Alcohol and drug addiction was once thought of as a severe lack of willpower to stop using substances. Today, we understand that addiction is a disease and it can have severe negative consequences for those who struggle to manage the disease. Substance Use Disorders, once referred to as substance abuse or dependence, affects all ages, races, genders, sexual orientations, socioeconomic statues, etc.
It is possible for you to recover from a substance use disorder and gain confidence in your sobriety. Therapy can help you recognize unhelpful thinking patterns or triggers that impact your substance use disorder.

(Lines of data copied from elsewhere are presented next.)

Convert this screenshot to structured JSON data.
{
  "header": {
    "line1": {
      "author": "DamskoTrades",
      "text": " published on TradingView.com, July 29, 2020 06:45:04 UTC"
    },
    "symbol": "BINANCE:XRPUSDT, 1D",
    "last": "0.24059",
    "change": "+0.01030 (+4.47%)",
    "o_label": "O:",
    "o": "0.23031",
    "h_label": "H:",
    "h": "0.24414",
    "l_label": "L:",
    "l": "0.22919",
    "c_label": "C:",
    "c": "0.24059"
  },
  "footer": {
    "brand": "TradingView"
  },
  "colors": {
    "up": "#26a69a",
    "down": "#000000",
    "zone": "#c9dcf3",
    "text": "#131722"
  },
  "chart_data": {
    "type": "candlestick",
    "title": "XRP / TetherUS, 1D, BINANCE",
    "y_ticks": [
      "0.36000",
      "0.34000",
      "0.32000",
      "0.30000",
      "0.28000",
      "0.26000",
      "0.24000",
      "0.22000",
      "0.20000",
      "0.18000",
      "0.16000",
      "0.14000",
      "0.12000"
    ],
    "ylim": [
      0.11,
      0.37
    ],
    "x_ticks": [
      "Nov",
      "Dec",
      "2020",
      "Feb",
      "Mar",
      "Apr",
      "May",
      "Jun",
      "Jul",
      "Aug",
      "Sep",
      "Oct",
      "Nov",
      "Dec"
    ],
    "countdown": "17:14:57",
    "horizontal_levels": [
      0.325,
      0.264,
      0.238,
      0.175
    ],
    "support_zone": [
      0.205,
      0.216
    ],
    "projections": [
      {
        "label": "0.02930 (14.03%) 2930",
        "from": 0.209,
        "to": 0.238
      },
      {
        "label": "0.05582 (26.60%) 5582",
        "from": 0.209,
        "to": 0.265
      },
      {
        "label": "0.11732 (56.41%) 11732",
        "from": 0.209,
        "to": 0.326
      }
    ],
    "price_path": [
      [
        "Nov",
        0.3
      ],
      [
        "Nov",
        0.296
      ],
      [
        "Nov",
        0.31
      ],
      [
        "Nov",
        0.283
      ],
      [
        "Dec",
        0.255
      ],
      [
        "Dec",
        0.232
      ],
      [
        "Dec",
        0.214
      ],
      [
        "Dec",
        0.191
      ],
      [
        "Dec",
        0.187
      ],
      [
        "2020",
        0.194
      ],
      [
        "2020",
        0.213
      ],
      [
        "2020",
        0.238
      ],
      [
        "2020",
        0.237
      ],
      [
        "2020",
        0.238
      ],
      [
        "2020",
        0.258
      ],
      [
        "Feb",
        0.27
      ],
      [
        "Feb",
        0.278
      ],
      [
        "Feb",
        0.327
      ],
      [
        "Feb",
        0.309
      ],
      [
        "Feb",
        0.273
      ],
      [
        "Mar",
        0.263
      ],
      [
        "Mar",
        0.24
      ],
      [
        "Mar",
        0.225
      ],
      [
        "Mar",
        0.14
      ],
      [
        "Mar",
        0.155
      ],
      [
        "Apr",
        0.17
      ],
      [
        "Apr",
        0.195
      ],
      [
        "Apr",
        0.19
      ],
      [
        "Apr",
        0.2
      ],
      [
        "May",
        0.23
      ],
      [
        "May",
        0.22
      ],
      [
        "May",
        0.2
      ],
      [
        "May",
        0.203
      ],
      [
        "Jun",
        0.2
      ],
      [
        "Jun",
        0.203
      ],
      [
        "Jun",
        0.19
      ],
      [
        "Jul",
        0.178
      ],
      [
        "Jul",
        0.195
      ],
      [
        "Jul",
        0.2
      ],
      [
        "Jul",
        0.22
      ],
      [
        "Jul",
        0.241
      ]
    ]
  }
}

Therapy also teaches productive skills to help manage symptoms and if you are experiencing co-occurring disorders, therapy helps provide you an adequate structure to develop skills needed. Therapy can assist you in learning boundaries and how to develop healthy relationships.
You may not feel you know how to help a loved one who is experiencing an addiction. Maybe you have felt like your loved one isn’t listening to you or they don’t care about you. Maybe you have felt that the more you try to help the worse it becomes.
Addiction is not only complex for the person experiencing it but it also greatly impacts those around the person. Healthy family and friends are so beneficial to the person dealing with addiction that it is essential that family and friends seek their own assistance and support.
Therapy helps you help the person you love but also care and love yourself through this process. You will gain the insight and knowledge on the complexities and intricacies of addiction and how your role in the relationship is being impacted. Therapy can teach you useful boundary setting and coping skills.
Consider engaging in therapy even if the person with an addiction is unwilling to receive treatment at this time. Therapy can be an essential part of your self-care routine and may help you feel better equipped to manage some of the stressors and issues that can come up in your relationship with this other person.